SOAR - Slovenia Chapter

Slovenia joined the SOAR family in April 2022. The Republic of Slovenia is located in Central Europe and is bordered by Italy to the west, Austria to the north, Hungary to the northeast, Croatia to the southeast, and the Adriatic Sea to the southwest. Slovenia is mostly mountainous and forested with a population of 2.1 million. Slovenes constitute more than 80% of the country’s population. Slovenia has historically been the crossroads of Slavic, Germanic, and Romance languages and cultures. In June 1991, Slovenia became the first republic to split from Yugoslavia and become an independent sovereign state. Slovenia is a developed country with a high-income economy ranking in the Human Development Index. It is a member of the United Nations, the European Union, the Schengen Area, the Council of Europe, and NATO.

BOARD OF DIRECTORS:

Giustina Selvelli
President

Giustina Selvelli (Trieste, 1984) a postdoctoral researcher at the Department of Sociology, University of Ljubljana.

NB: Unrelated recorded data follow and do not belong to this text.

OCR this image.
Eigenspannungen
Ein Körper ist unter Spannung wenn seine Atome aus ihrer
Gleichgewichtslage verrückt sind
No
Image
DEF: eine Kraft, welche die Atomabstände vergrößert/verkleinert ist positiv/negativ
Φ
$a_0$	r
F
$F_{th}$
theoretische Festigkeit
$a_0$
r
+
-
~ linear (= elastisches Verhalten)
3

She is a specialist in the languages and heritage of ethnolinguistic minorities, nationalism and diaspora communities in the wider Eastern European region. She has obtained a MA in Anthropology and Ethnolinguistics (2012, with a minor in Armenian Studies. Thesis Supervision: Prof. Boghos Levon Zekiyan) and a PhD in Slavic Studies (2017, Thesis Supervision: Prof. Aleksander Naumow), both from Ca’ Foscari University in Venice, Italy. She has held positions at the University of Klagenfurt (Austria), the University of Nova Gorica (Slovenia), the University of Novi Sad (Serbia), the University of the Aegean in Mytilene (Greece), and the Balkar Institute for Balkan and Black Sea Studies at Yildiz University in Istanbul, where she conducted research and taught courses/seminars on ethnolinguistic groups in the Balkans, with a focus on the Armenian diaspora. She has published many articles on the topic of the Armenian diaspora of Plovdiv, based on her long ethnographic fieldwork with the local community. Her monograph Language Attitudes, Collective Memory and (Trans)National Identity Construction Among the Armenian Diaspora in Plovdiv has just been published with Peter Lang.